En la plaza Mocambo, en el área de comidas, los viernes y los sábados parece escuela de manualidades: en una mesa hacen bisutería y un chavo les enseña a hacer pulseras, aretes y collares. Ahí están las señoras con sus piedras multicolores ensartándolas; les cuento que algunas hacen este trabajo para completar el dinero de su pensión, que no les alcanza y de esta manera se ayudan, las menos lo hacen por gusto.

Otras tejen con agujas y ganchos, blusas y diversas prendas a partir de la enseñanza de una maestra. Pero, además de realizar las manualidades, se disfruta del chisme político (y el personaje de hoy es el “Peje”), de saborear pastelillos, del café americano, del lechero, del té chai, en fin, de todo lo que hay en las diferentes cafeterías.
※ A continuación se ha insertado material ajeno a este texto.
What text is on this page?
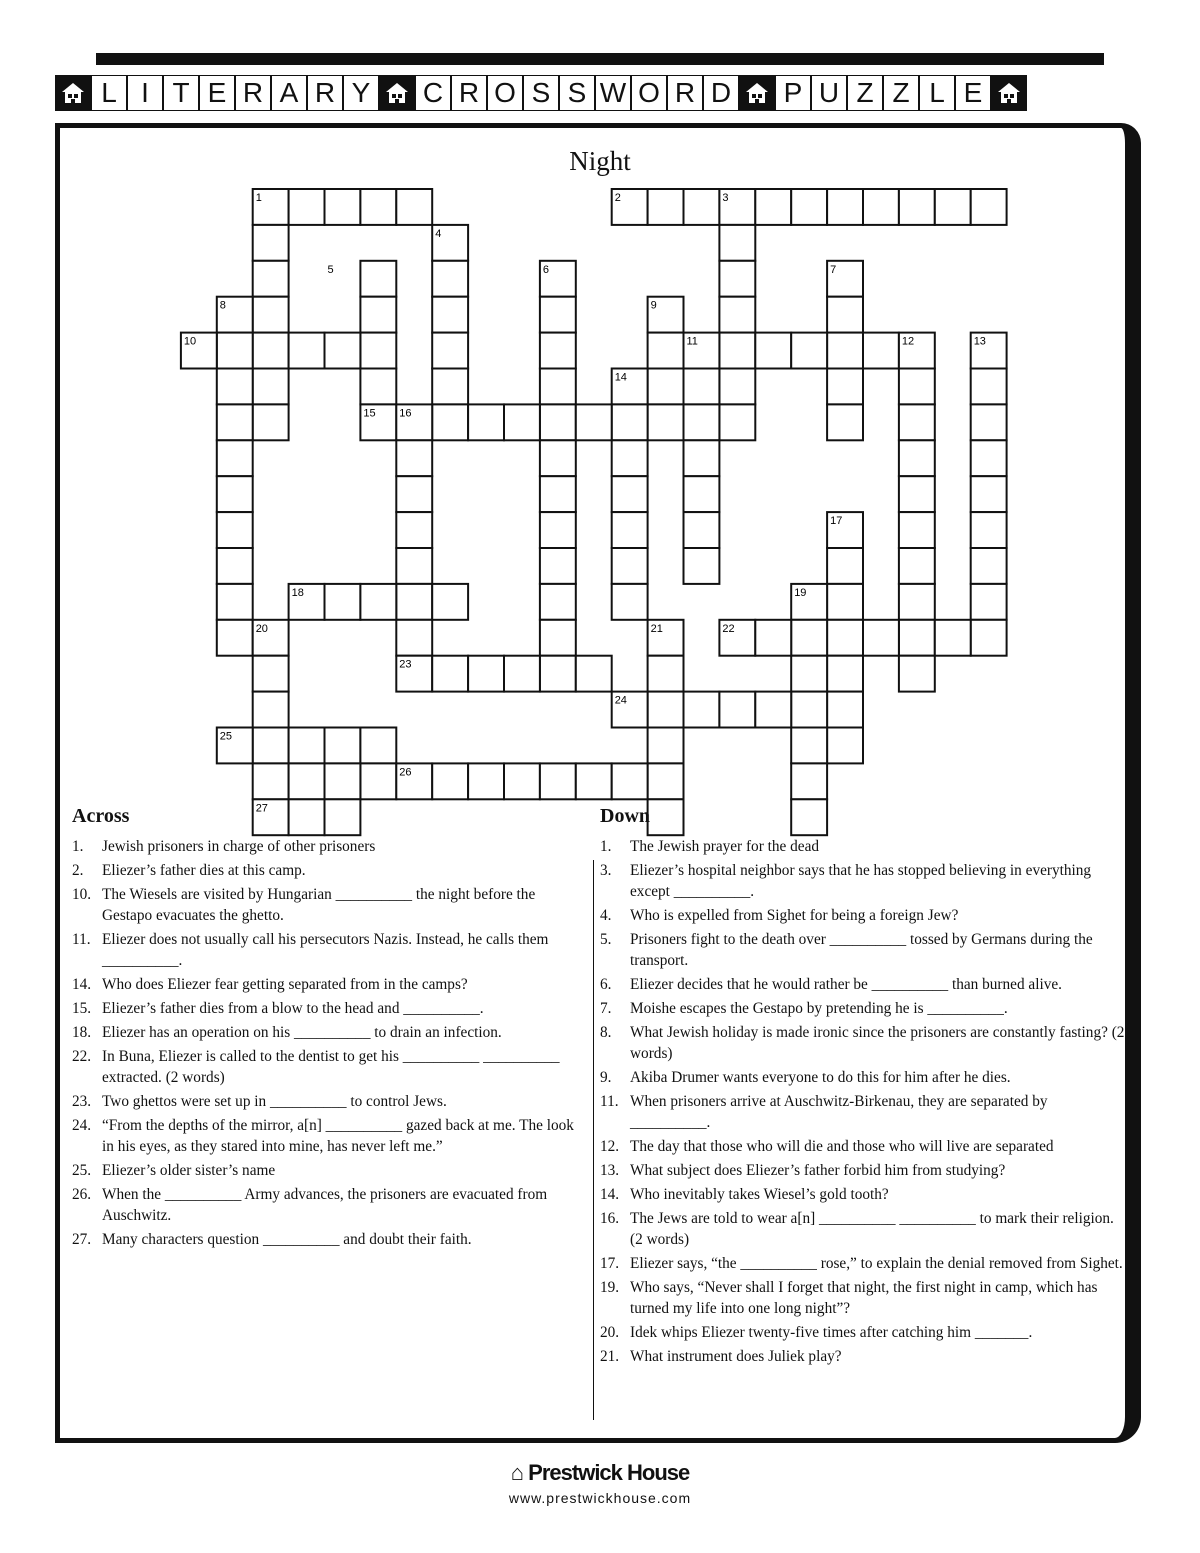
L I T E R A R Y	C R O S S W O R D	P U Z Z L E
Night
1	2	3
4
5	6	7
8	9
10	11	12	13
14
15 16
17
18	19
20	21	22
23
24
25
26
27
Across
1.	Jewish prisoners in charge of other prisoners
2.	Eliezer’s father dies at this camp.
10. The Wiesels are visited by Hungarian __________ the night before the Gestapo evacuates the ghetto.
11. Eliezer does not usually call his persecutors Nazis. Instead, he calls them __________.
14. Who does Eliezer fear getting separated from in the camps?
15. Eliezer’s father dies from a blow to the head and __________.
18. Eliezer has an operation on his __________ to drain an infection.
22. In Buna, Eliezer is called to the dentist to get his __________ __________ extracted. (2 words)
23. Two ghettos were set up in __________ to control Jews.
24. “From the depths of the mirror, a[n] __________ gazed back at me. The look in his eyes, as they stared into mine, has never left me.”
25. Eliezer’s older sister’s name
26. When the __________ Army advances, the prisoners are evacuated from Auschwitz.
27. Many characters question __________ and doubt their faith.
Down
1.	The Jewish prayer for the dead
3.	Eliezer’s hospital neighbor says that he has stopped believing in everything except __________.
4.	Who is expelled from Sighet for being a foreign Jew?
5.	Prisoners fight to the death over __________ tossed by Germans during the transport.
6.	Eliezer decides that he would rather be __________ than burned alive.
7.	Moishe escapes the Gestapo by pretending he is __________.
8.	What Jewish holiday is made ironic since the prisoners are constantly fasting? (2 words)
9.	Akiba Drumer wants everyone to do this for him after he dies.
11. When prisoners arrive at Auschwitz-Birkenau, they are separated by __________.
12. The day that those who will die and those who will live are separated
13. What subject does Eliezer’s father forbid him from studying?
14. Who inevitably takes Wiesel’s gold tooth?
16. The Jews are told to wear a[n] __________ __________ to mark their religion. (2 words)
17. Eliezer says, “the __________ rose,” to explain the denial removed from Sighet.
19. Who says, “Never shall I forget that night, the first night in camp, which has turned my life into one long night”?
20. Idek whips Eliezer twenty-five times after catching him _______.
21. What instrument does Juliek play?
⌂ Prestwick House
www.prestwickhouse.com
Yo tránsito por todos los grupos y me reciben bien y participo de los festejos donde está el tamal, el pastel, el rico volován, el pambazo relleno de frijoles negros, queso y chile chipotle, la hojaldra de piña o jamón y queso, del grupo varias somos diabéticas, pero ahí comemos de todo.

Pero mi grupo favorito es donde está Guille, Isabel, Ceci, Dulce, Laura mi comadre, Elsa y yo; ahí tejemos amigurumis, una técnica japonesa que permite hacer peluches tejidos que hacen felices a los niños. Comencé a tejerlos por los hijos de mis alumnas, que para mí son mis nietos, pero como mis sobrinas me dieron tres lindas niñas, ahora a ellas les tejo muñecos y los publico en Instagram. Por la muñeca trapos me encargaron otra: se teje el cuerpo en verde, los ojos en forma de botón en negro y azul, el moño rosa y el cabello amarillo. Por WhatsApp le mandé la imagen a mi amiga Evelia, me respondió: “está fea”. Pero mis exalumnos que crecieron con Lilo y Stich me dieron varios “me gusta” y mi bella Alsatia, la sobrina nieta mayor, juega con ella y sus primas las cuatas también.